The biggest part will be done last, relocating the network and router. Currently, I have the network wires dropped down from the ceiling, terminated at a patch panel, then patched between the panel and the router. My initial thought was to just terminate the drops and plug them right into the router from a hole in the ceiling. I’m so glad I didn’t act on that right away because I thought up a much cleaner solution. I will install a work box in the ceiling and terminate the runs at keystone jacks, then patch those from the ceiling jack to the router. So instead of having a patch panel, I just have jacks in the ceiling. No ugly holes.
So I have four network runs and I’ll need one coax jack for the router. That should be a piece of cake.
And then I tried to execute my plan. I cut a hole in the ceiling and installed the work box. Then I climbed in the attic and tried to locate the box. I couldn’t find it. Back downstairs and stuffed a long zip tie up there. Back up. Still don’t see anything anywhere. Back down. Pull the box out and see there’s a sheet of wood right over the hole I cut. Sigh. Drill a hole through the wood and stuff the zip tie in it. Back up in the attic. Still don’t see a zip tie or hole anywhere.

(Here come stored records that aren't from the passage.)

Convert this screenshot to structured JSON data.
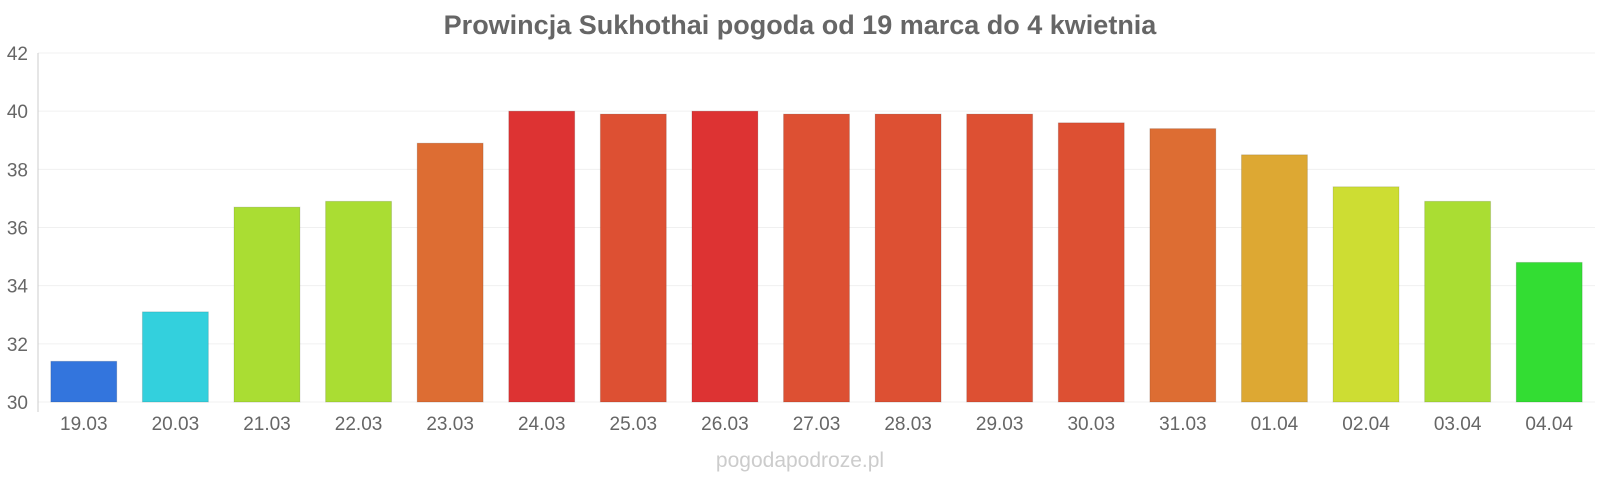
{
  "watermark": "pogodapodroze.pl",
  "chart_data": {
    "type": "bar",
    "title": "Prowincja Sukhothai pogoda od 19 marca do 4 kwietnia",
    "xlabel": "",
    "ylabel": "",
    "ylim": [
      30,
      42
    ],
    "yticks": [
      "30",
      "32",
      "34",
      "36",
      "38",
      "40",
      "42"
    ],
    "grid": true,
    "legend": "none",
    "categories": [
      "19.03",
      "20.03",
      "21.03",
      "22.03",
      "23.03",
      "24.03",
      "25.03",
      "26.03",
      "27.03",
      "28.03",
      "29.03",
      "30.03",
      "31.03",
      "01.04",
      "02.04",
      "03.04",
      "04.04"
    ],
    "values": [
      31.4,
      33.1,
      36.7,
      36.9,
      38.9,
      40.0,
      39.9,
      40.0,
      39.9,
      39.9,
      39.9,
      39.6,
      39.4,
      38.5,
      37.4,
      36.9,
      34.8
    ],
    "colors": [
      "#3375dd",
      "#33d0dd",
      "#aadd33",
      "#aadd33",
      "#dd6d33",
      "#dd3333",
      "#dd5033",
      "#dd3333",
      "#dd5033",
      "#dd5033",
      "#dd5033",
      "#dd5033",
      "#dd6d33",
      "#dda833",
      "#cddd33",
      "#aadd33",
      "#33dd33"
    ]
  }
}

This is getting pretty frustrating. I take measurements of my outlet hole relative to things like the AC vent and the lighting fixture. I go back up and by the same measurements, my outlet hole is just on the other side of a large wood structure, capped with drywall. I go out to the shed and get an old, old drill bit I had used many years ago. It’s like 18 inches long for drilling through ceilings and stuff. I drill a bigger hole in my outlet, then use the bit to see if I can get to the drywall above it. Just barely. I try as hard as possible and then head back into the attic to see if I pierced it. I didn’t. By this time, I am completely worn out from squeezing through rafters and joists and balancing on 2x4s. But I kept trying.

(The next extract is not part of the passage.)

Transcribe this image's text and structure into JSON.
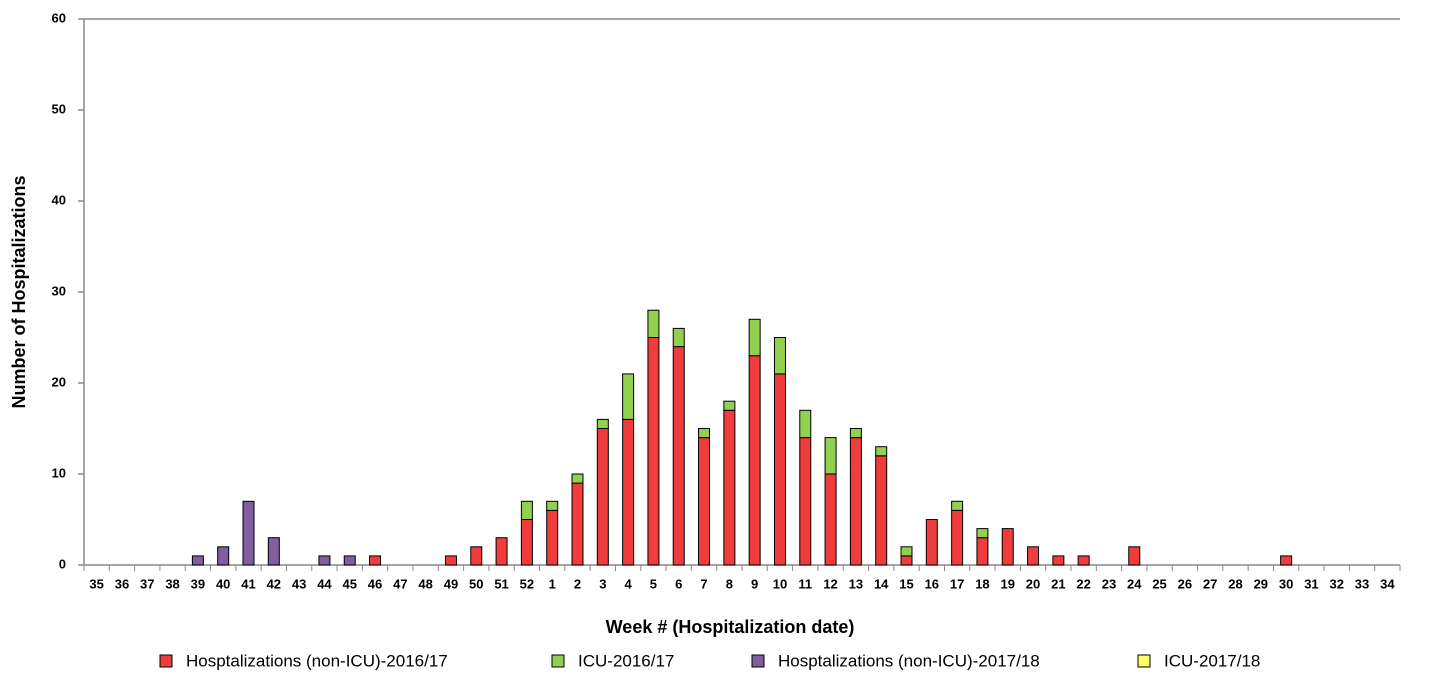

Next, I grab my drill, put a hole saw on it and came in from above. Once I cut the hole, I peeked down to see if I could find the holes I made coming up from the outlet. I didn’t see them. I tried to make out what I was looking at and noticed the the surface below the hole seemed yellow. Then a sick realization dawned on me. I went back down and walked around to my front entryway. I had just drilled a hole in my ceiling above the plant shelf. The plant shelf was inset on the wall and was above the point I installed my wire outlet. So that means I’ve also drilled a hole in the floor of the plant shelf as well. I could see beside the large hole I drilled in the ceiling a heavily damaged part of ceiling where my 18” drill bit but barely managed to touch. This is a total disaster.

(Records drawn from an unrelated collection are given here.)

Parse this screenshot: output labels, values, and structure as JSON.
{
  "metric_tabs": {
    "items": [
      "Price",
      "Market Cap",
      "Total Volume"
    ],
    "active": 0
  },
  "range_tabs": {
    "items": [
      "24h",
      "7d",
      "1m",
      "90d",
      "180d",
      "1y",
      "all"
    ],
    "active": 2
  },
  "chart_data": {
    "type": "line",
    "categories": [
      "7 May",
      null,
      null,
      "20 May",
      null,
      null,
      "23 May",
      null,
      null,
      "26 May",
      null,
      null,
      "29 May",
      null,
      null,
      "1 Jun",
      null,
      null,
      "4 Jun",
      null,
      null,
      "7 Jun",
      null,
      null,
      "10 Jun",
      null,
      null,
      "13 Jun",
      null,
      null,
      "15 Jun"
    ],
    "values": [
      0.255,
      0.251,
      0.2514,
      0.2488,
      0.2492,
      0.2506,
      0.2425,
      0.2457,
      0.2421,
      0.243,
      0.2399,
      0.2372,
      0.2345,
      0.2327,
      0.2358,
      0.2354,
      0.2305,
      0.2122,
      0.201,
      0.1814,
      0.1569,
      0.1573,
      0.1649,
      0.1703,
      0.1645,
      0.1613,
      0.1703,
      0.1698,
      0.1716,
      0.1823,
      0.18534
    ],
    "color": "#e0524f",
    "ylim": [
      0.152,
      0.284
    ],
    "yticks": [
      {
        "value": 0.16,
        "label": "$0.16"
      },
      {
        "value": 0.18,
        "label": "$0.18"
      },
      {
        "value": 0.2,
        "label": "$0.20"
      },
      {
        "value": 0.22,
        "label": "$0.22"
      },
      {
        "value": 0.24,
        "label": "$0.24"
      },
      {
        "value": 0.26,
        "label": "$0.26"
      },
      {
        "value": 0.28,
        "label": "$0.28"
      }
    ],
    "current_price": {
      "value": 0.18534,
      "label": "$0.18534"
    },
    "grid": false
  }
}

Back up in the ceiling, I get more aggressive trying to locate the outlet hole. There was a AC conduit hanging in the way and some sheet insulation and a bunch of blown insulation in the way, but I did eventually see light from below. There was about a 1/4” of space between two wooden beams that I could slide wiring between. And so I did. Until I realized that two runs from the back bedroom wouldn’t reach.
So now, I had to hack up an extension for those two runs to reach their destination. Back down and up a few more times and I ended up creating one extension and breaking another. All I want is Internet back on my desktop. Please. I give up in the attic for the night and terminate the two runs from the office. I struggle the UPS and router up on the shelf and connect the network runs. Miraculously, it worked.
At this point, I have to extend the network lines from the bedroom, re-terminate the bedroom jacks with Adorne jacks, terminate the bedroom lines at the other end and install the face plate. Then I can worry about fixing the holes in the ceiling in the other room.